Frantz Fanon

Ein Porträt

Mit einem Vorwort von Lothar Baier
Aus dem Französichen übersetzt von Andreas Löhrer

Deutsche Erstausgabe
Gebunden mit Schutzumschlag, 352 Seiten

ISBN 978-3-89401-388-2

Erschienen 2002

»Ich höre noch heute Josies wütende Stimme, als sie ausgiebig die Szenen der Gewalt kommentierte, die sie gesehen oder von denen man ihr berichtet hatte. Auf ein neues, Frantz, ,Die Verdammten dieser Erde’!« Assia Djebar»Ich höre noch heute Josies wütende Stimme, als sie ausgiebig die Szenen der Gewalt kommentierte, die sie gesehen oder von denen man ihr berichtet hatte. Auf ein neues, Frantz, ,Die Verdammten dieser Erde’!« Assia Djebar

Frantz Fanon ist einer der hellsichtigsten Analytiker des Südens. Wie sein Zeitgenosse Che Guevara kam er als Arzt zu seiner revolutionären Laufbahn in einem fremden Land. Er gründete Afrikas erste psychiatrische Klinik und reiste als Sprecher der algerischen Befreiungsbewegung durch den schwarzen Kontinent. Sein Buch »Die Verdammten dieser Erde« wurde das »Kommunistische Manifest der antikolonialen Revolution« genannt. Sartre schrieb in seinem Vorwort 1962: »Europäer, schlagt dieses Buch auf, dringt in es ein! Habt den Mut, es zu lesen, weil es euch beschämen wird …«

Frantz Fanons Biographie beleuchtet die Gewalt von damals und heute, seine Reflexionen über Rassismus und Wahnsinn sind Prophezeiung und Wegweiser. Alice Cherki hat Fanon gut gekannt. Sie hat in Algerien und Tunesien neben ihm als Psychiaterin gearbeitet und war wie er während des Algerienkrieges in der Befreiungsbewegung engagiert. Sie zeigt auf, daß Fanon die individuellen und sozialen Auswirkungen der rassistischen Unterdrückung ebenso untersucht hat wie die Möglichkeiten, die Entfremdung zu überwinden. Fanons Voraussagen und Warnungen für die postkoloniale Zeit sind auf erschütternde Weise bestätigt worden, nicht nur in Algerien.
Fanon, der mit 36 Jahren an Leukämie starb, wurde zu einer Symbolfigur für die Dritte Welt.

Buchinfos

Deutsche Erstausgabe Gebunden mit Schutzumschlag, 352 Seiten

Autorin

Alice Cherki

Alice Cherki

Alice Cherki wurde in Algier geboren und stammt aus einer jüdischen Familie.
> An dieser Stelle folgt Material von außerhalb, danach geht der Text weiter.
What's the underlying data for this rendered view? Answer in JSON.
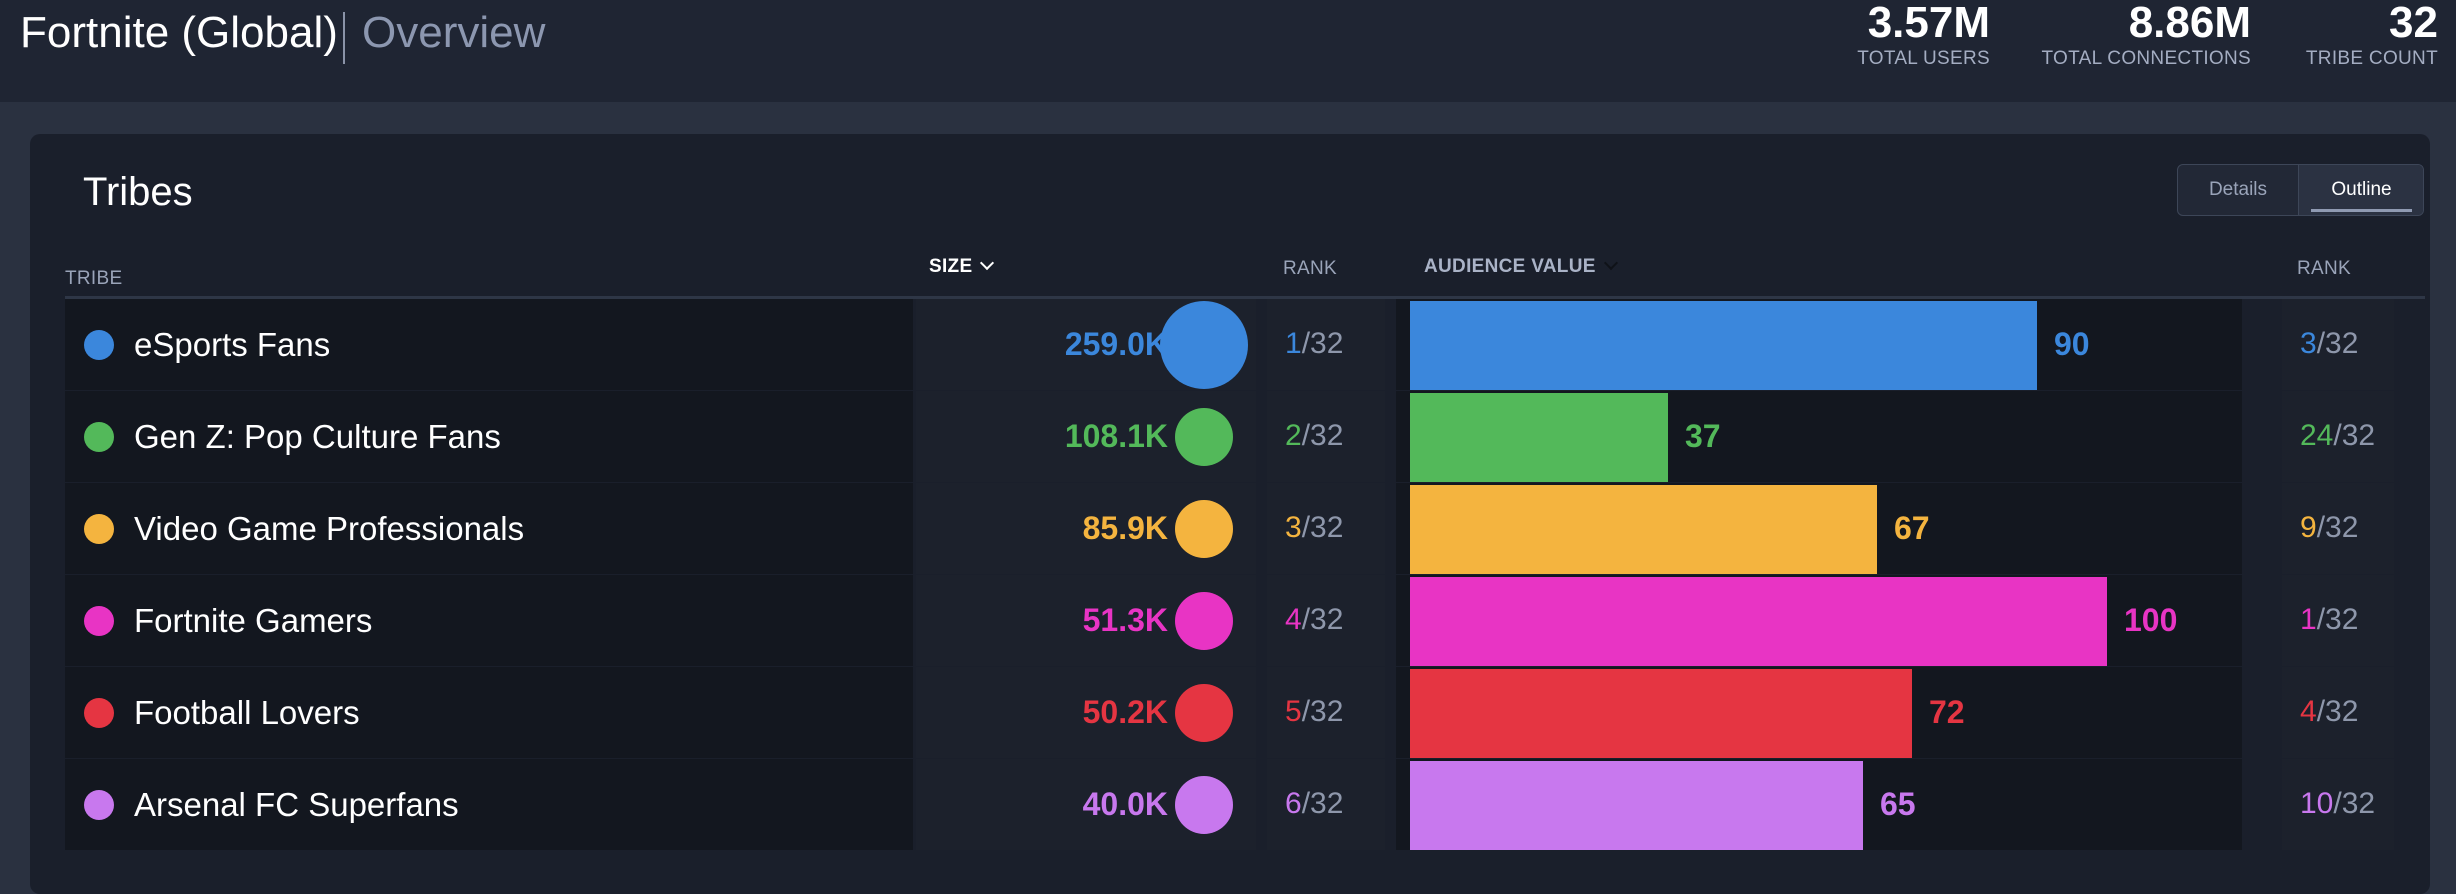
{
  "header": {
    "title": "Fortnite (Global)",
    "subtitle": "Overview",
    "stats": [
      {
        "value": "3.57M",
        "label": "TOTAL USERS"
      },
      {
        "value": "8.86M",
        "label": "TOTAL CONNECTIONS"
      },
      {
        "value": "32",
        "label": "TRIBE COUNT"
      }
    ]
  },
  "panel": {
    "title": "Tribes",
    "toggle": {
      "details": "Details",
      "outline": "Outline",
      "active": "Outline"
    }
  },
  "columns": {
    "tribe": "TRIBE",
    "size": "SIZE",
    "rank": "RANK",
    "audience_value": "AUDIENCE VALUE",
    "rank2": "RANK"
  },
  "rank_total": "/32",
  "rows": [
    {
      "name": "eSports Fans",
      "color": "#3b87dc",
      "size": "259.0K",
      "size_k": 259.0,
      "rank": "1",
      "audience_value": 90,
      "av_rank": "3"
    },
    {
      "name": "Gen Z: Pop Culture Fans",
      "color": "#53b95a",
      "size": "108.1K",
      "size_k": 108.1,
      "rank": "2",
      "audience_value": 37,
      "av_rank": "24"
    },
    {
      "name": "Video Game Professionals",
      "color": "#f4b43f",
      "size": "85.9K",
      "size_k": 85.9,
      "rank": "3",
      "audience_value": 67,
      "av_rank": "9"
    },
    {
      "name": "Fortnite Gamers",
      "color": "#e834c4",
      "size": "51.3K",
      "size_k": 51.3,
      "rank": "4",
      "audience_value": 100,
      "av_rank": "1"
    },
    {
      "name": "Football Lovers",
      "color": "#e53542",
      "size": "50.2K",
      "size_k": 50.2,
      "rank": "5",
      "audience_value": 72,
      "av_rank": "4"
    },
    {
      "name": "Arsenal FC Superfans",
      "color": "#c878ee",
      "size": "40.0K",
      "size_k": 40.0,
      "rank": "6",
      "audience_value": 65,
      "av_rank": "10"
    }
  ]
}
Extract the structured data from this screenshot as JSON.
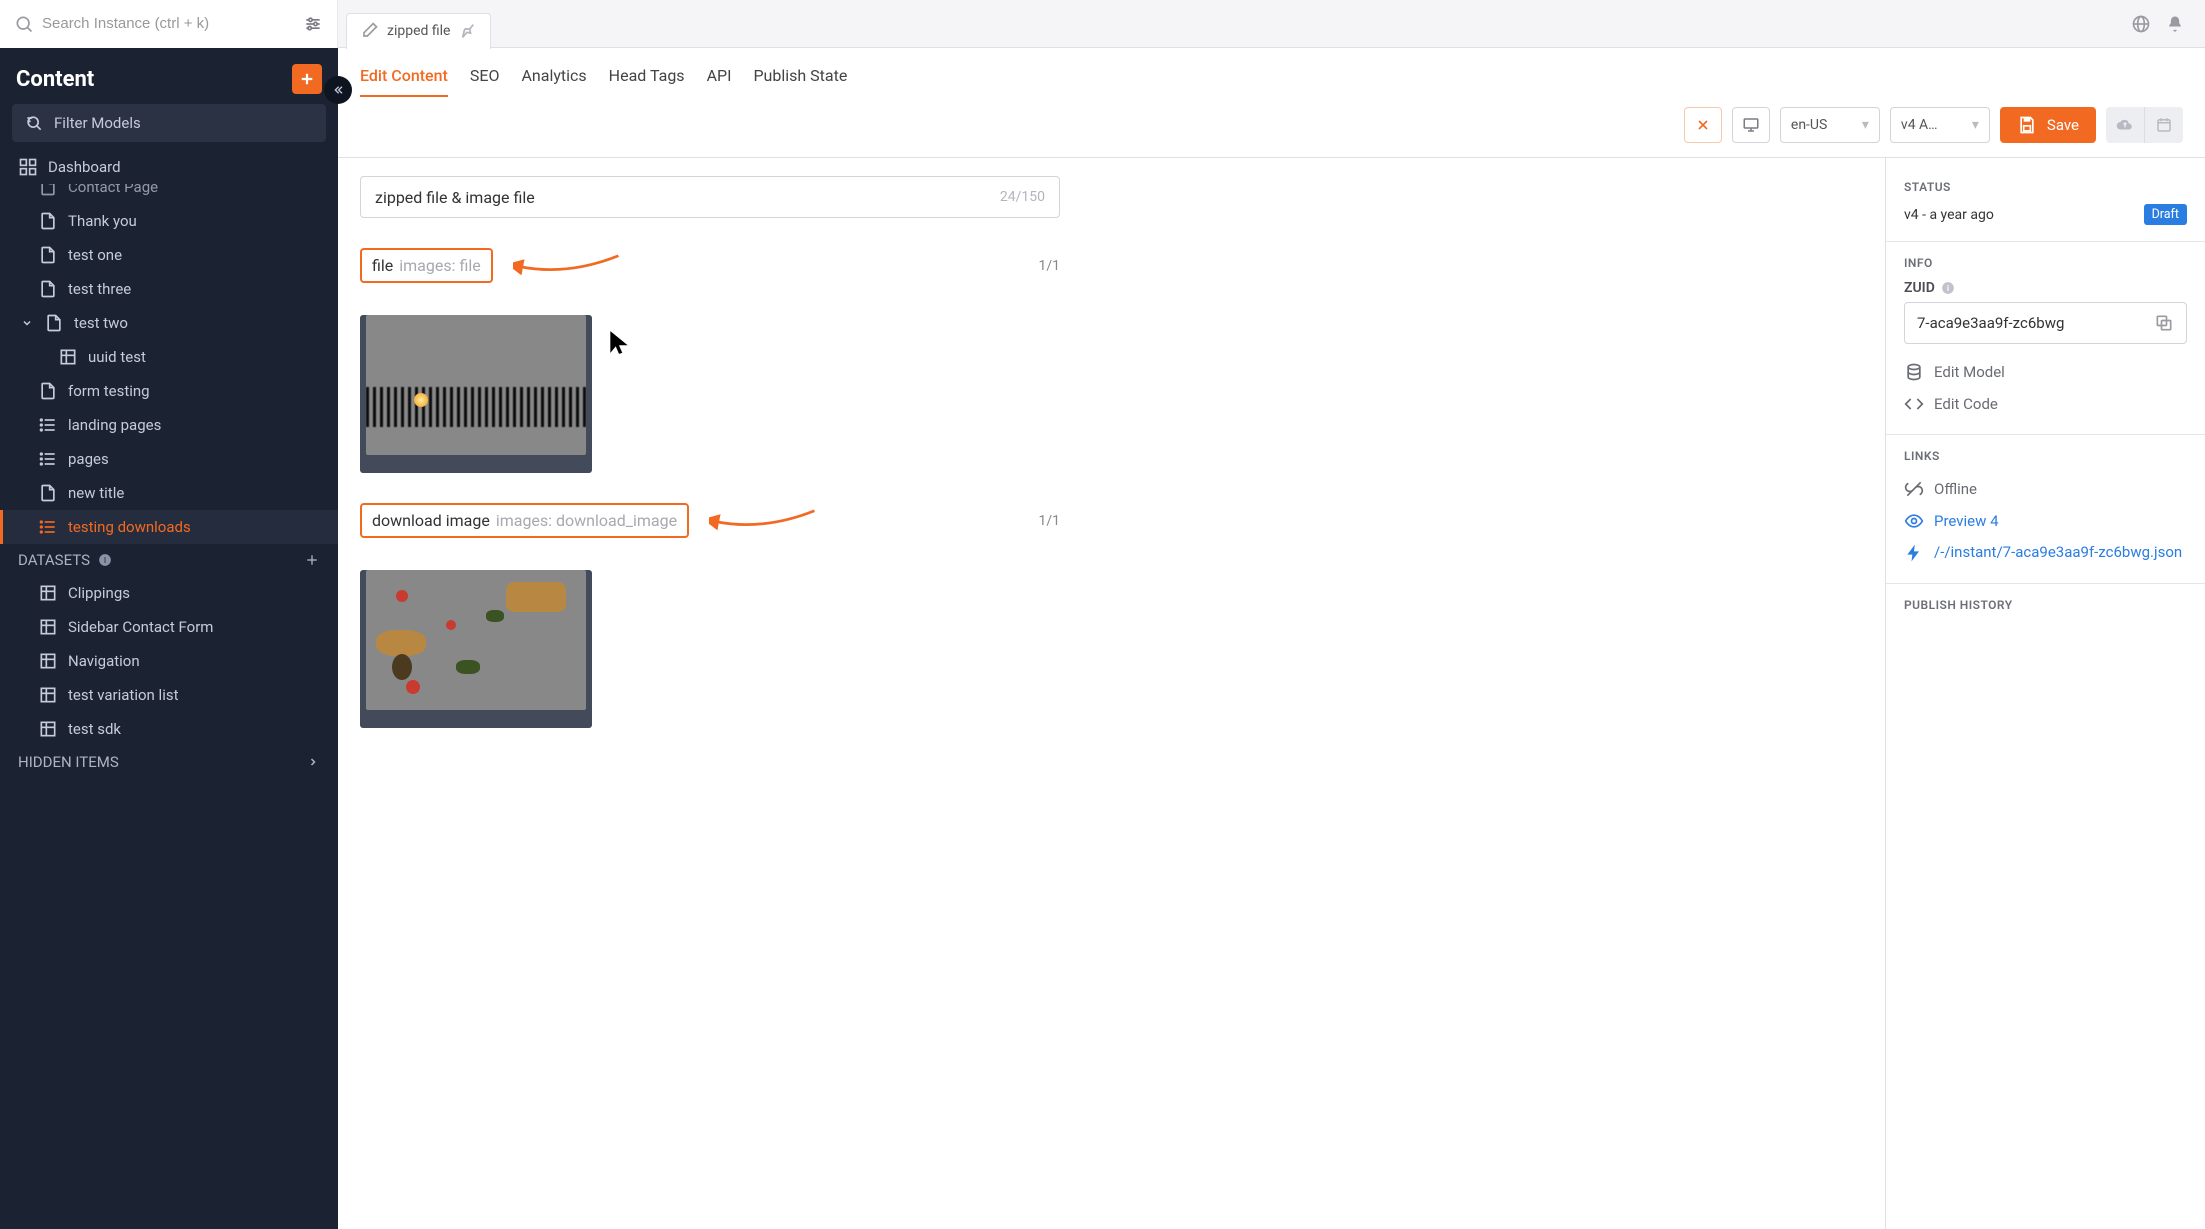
{
  "search": {
    "placeholder": "Search Instance (ctrl + k)"
  },
  "tab": {
    "title": "zipped file"
  },
  "sidebar": {
    "title": "Content",
    "filter_label": "Filter Models",
    "dashboard_label": "Dashboard",
    "items": [
      {
        "label": "Contact Page",
        "icon": "page",
        "level": 1
      },
      {
        "label": "Thank you",
        "icon": "page",
        "level": 1
      },
      {
        "label": "test one",
        "icon": "page",
        "level": 1
      },
      {
        "label": "test three",
        "icon": "page",
        "level": 1
      },
      {
        "label": "test two",
        "icon": "page",
        "level": 1,
        "expanded": true
      },
      {
        "label": "uuid test",
        "icon": "table",
        "level": 2
      },
      {
        "label": "form testing",
        "icon": "page",
        "level": 1
      },
      {
        "label": "landing pages",
        "icon": "list",
        "level": 1
      },
      {
        "label": "pages",
        "icon": "list",
        "level": 1
      },
      {
        "label": "new title",
        "icon": "page",
        "level": 1
      },
      {
        "label": "testing downloads",
        "icon": "list",
        "level": 1,
        "active": true
      }
    ],
    "datasets": {
      "head": "DATASETS",
      "items": [
        {
          "label": "Clippings"
        },
        {
          "label": "Sidebar Contact Form"
        },
        {
          "label": "Navigation"
        },
        {
          "label": "test variation list"
        },
        {
          "label": "test sdk"
        }
      ]
    },
    "hidden_head": "HIDDEN ITEMS"
  },
  "subtabs": [
    "Edit Content",
    "SEO",
    "Analytics",
    "Head Tags",
    "API",
    "Publish State"
  ],
  "toolbar": {
    "locale": "en-US",
    "version": "v4  A…",
    "save_label": "Save"
  },
  "title_field": {
    "value": "zipped file & image file",
    "counter": "24/150"
  },
  "field1": {
    "label": "file",
    "hint": "images: file",
    "count": "1/1"
  },
  "field2": {
    "label": "download image",
    "hint": "images: download_image",
    "count": "1/1"
  },
  "right": {
    "status_head": "STATUS",
    "status_text": "v4 - a year ago",
    "status_badge": "Draft",
    "info_head": "INFO",
    "zuid_label": "ZUID",
    "zuid_value": "7-aca9e3aa9f-zc6bwg",
    "edit_model": "Edit Model",
    "edit_code": "Edit Code",
    "links_head": "LINKS",
    "offline": "Offline",
    "preview": "Preview 4",
    "json_link": "/-/instant/7-aca9e3aa9f-zc6bwg.json",
    "publish_head": "PUBLISH HISTORY"
  }
}
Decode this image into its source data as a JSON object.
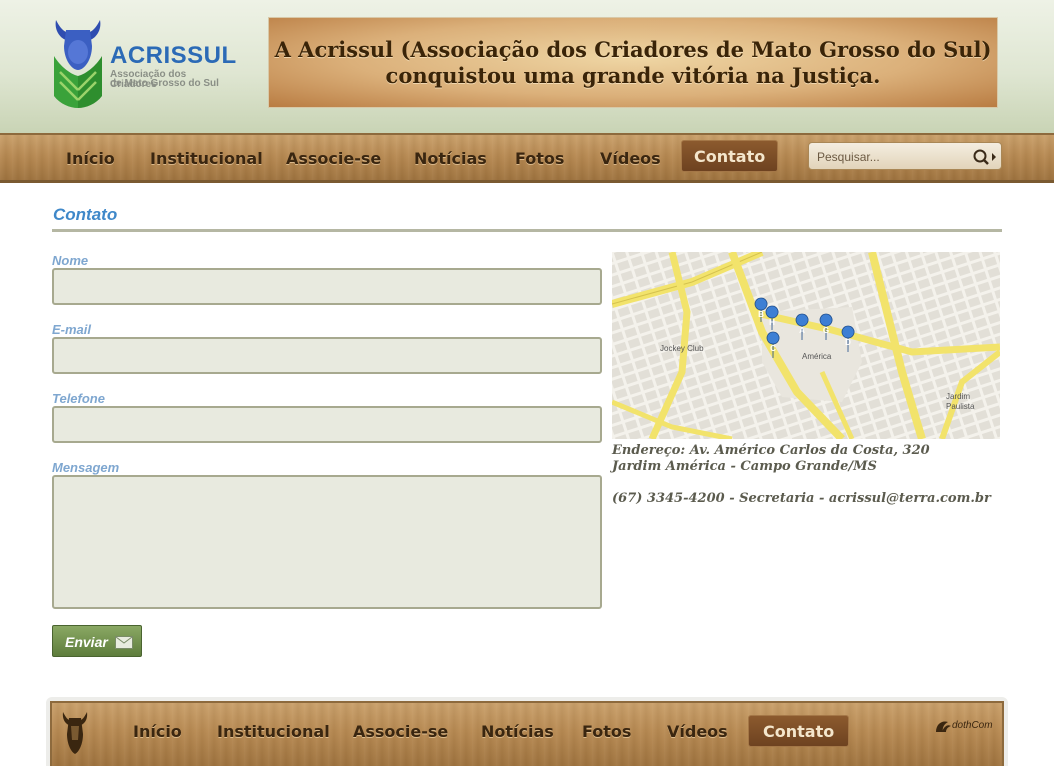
{
  "site": {
    "logo_name": "ACRISSUL",
    "logo_sub1": "Associação dos Criadores",
    "logo_sub2": "de Mato Grosso do Sul"
  },
  "banner": {
    "line1": "A Acrissul (Associação dos Criadores de Mato Grosso do Sul)",
    "line2": "conquistou uma grande vitória na Justiça."
  },
  "nav": {
    "items": [
      {
        "label": "Início"
      },
      {
        "label": "Institucional"
      },
      {
        "label": "Associe-se"
      },
      {
        "label": "Notícias"
      },
      {
        "label": "Fotos"
      },
      {
        "label": "Vídeos"
      },
      {
        "label": "Contato",
        "active": true
      }
    ]
  },
  "search": {
    "placeholder": "Pesquisar..."
  },
  "page": {
    "title": "Contato"
  },
  "form": {
    "name_label": "Nome",
    "email_label": "E-mail",
    "phone_label": "Telefone",
    "message_label": "Mensagem",
    "name_value": "",
    "email_value": "",
    "phone_value": "",
    "message_value": "",
    "submit_label": "Enviar"
  },
  "map": {
    "label_america": "América",
    "label_jockey": "Jockey Club",
    "label_jardim1": "Jardim",
    "label_jardim2": "Paulista",
    "markers": [
      "A",
      "B",
      "C",
      "D",
      "G",
      "H"
    ]
  },
  "contact": {
    "address_line1": "Endereço: Av. Américo Carlos da Costa, 320",
    "address_line2": "Jardim América - Campo Grande/MS",
    "phone_line": "(67) 3345-4200 - Secretaria - acrissul@terra.com.br"
  },
  "footer": {
    "items": [
      {
        "label": "Início"
      },
      {
        "label": "Institucional"
      },
      {
        "label": "Associe-se"
      },
      {
        "label": "Notícias"
      },
      {
        "label": "Fotos"
      },
      {
        "label": "Vídeos"
      },
      {
        "label": "Contato",
        "active": true
      }
    ],
    "credit": "dothCom"
  },
  "colors": {
    "accent_blue": "#3f88c9",
    "label_blue": "#7fa7d0",
    "wood": "#b88a52",
    "button_green": "#6e8c49"
  }
}
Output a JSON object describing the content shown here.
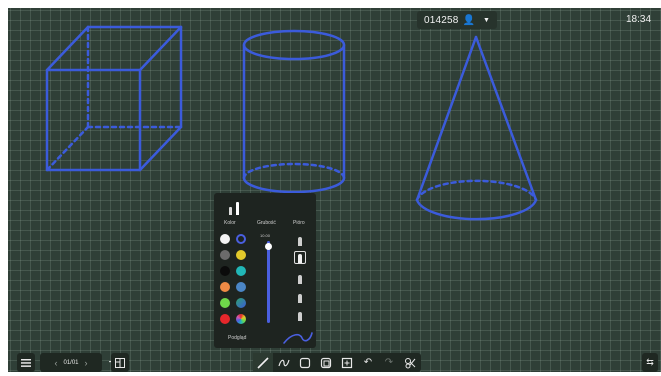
{
  "header": {
    "room_code": "014258",
    "user_icon": "user-icon",
    "dropdown_icon": "caret-down-icon",
    "clock": "18:34"
  },
  "canvas": {
    "stroke_color": "#3b5bdb",
    "shapes": [
      "cube",
      "cylinder",
      "cone"
    ]
  },
  "palette": {
    "labels": {
      "color": "Kolor",
      "thickness": "Grubość",
      "pens": "Pióro"
    },
    "thickness_value": "10.00",
    "colors": [
      "#f4f4f4",
      "#4a5fe0",
      "#6b6b6b",
      "#e2c92b",
      "#0b0b0b",
      "#21b7b7",
      "#ef8a45",
      "#4b86c6",
      "#6fd84a",
      "#2ea36f",
      "#e6272b",
      "#d45ab0"
    ],
    "selected_color": "#4a5fe0",
    "footer_label": "Podgląd"
  },
  "toolbar": {
    "page_indicator": "01/01",
    "menu_icon": "menu-icon",
    "prev_icon": "chevron-left-icon",
    "next_icon": "chevron-right-icon",
    "add_icon": "plus-icon",
    "pages_icon": "pages-icon",
    "tools": [
      "pen",
      "eraser",
      "shape",
      "select",
      "insert",
      "undo",
      "redo",
      "clear"
    ],
    "right_icon": "swap-icon"
  }
}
Am Unabhängigkeitskampf hat sie aktiv teilgenommen. Sie arbeitet als Psychiaterin und Psychotherapeutin und ist Mitautorin zweier Bücher: Retour à Lacan? (Fayard, 1981) und Les Juifs d’Algérie (Éditions du Scribe, 1987).

Pressestimmen

»… Einfühlsam schildert (Alice Cherki) Fanons Lebensweg.«
Der Spiegel

»… Ein leidenschaftliches Plädoyer dafür, Frantz Fanon wieder zu lesen.«
Literaturen 

»… ein einfühlsames intellektuelles Porträt eines bescheidenen Mannes.«
Konrad Watrin, Neue Zürcher Zeitung 

Leseprobe

… ein Denken, das in Bewegung ist …

Fanon ist bekanntlich jung gestorben, und für diejenigen, die ihn kennengelernt haben, bleibt er jung in seinem Appell an das Gewissen und an die Leidenschaften des Kopfes und des Körpers. Und vielleicht ist es auch gerade das Überlegen und Losgehen, das Handeln und Denken, was nachfolgende Generationen, die heute Fanon lesen, entdecken, noch bevor sie überhaupt zum Inhalt seiner Äußerungen kommen. Sie fühlen vor allem die Aufforderung zur Bewegung. Fanon ist weder ein Ideologe noch ein politischer Theoretiker. Auffällig am ihm ist ein Denken, das in Bewegung ist.
Es gibt zwar keine Kolonien mehr, doch bleibt Fanons Beschreibung des Ausschlußverhältnisses zwischen zwei geteilten Welten, deren einzige Vermittlung Armee oder Polizei sind, deshalb außen vor? Ist die Frage nach einer Gewalt, die selbstbefreiend wäre, wirklich überholt und unzeitgemäß? Ist man in der Analyse der Gewalt in den zurückliegenden dreißig, vierzig Jahren einen Schritt weiter gekommen?
Gewalt hat sich ausgebreitet und verteilt, sie hat sich von den Kolonien in die großen Metropolen, oder genauer gesagt, in ihre Vorstädte verlagert. Sie erzeugt dort denselben Mechanismus, den bereits Fanon konstatierte, den zweier geteilter Welten, ohne Wahrheit, und die einzige Vermittlung sind die Ordnungskräfte.
Wie weit ist es heute mit der Gewalt? Sie wird verurteilt, und zwar umso mehr, als man in einer Gesellschaft lebt, die sie auf mehr oder weniger »softe« Weise auslöst, aber umso heftiger leugnet. Sie wird angeprangert, sie wird beklagt. Anderswo sind es »die Wilden«, doch bei uns, mitten in unserer friedlichen Gesellschaft, unserem sogenannten Rechtsstaat ist das unmöglich. Man weigert sich folglich, über die Gewalt nachzudenken. Sie sich gar als Ort vorzustellen, an dem das Leben sich weigert, dem Tod zu weichen, dem individuellen wie auch dem kollektiven Tod. Sie als Ablehnung einer Ordnung zu sehen, deren Gewalt sich nicht als solche äußert, sondern dadurch, daß sie es verhindert, mit anderen Subjekt seiner Geschichte, seiner Zeit, seines Schicksals zu werden. Sie als Ruf nach Veränderung zu erkennen.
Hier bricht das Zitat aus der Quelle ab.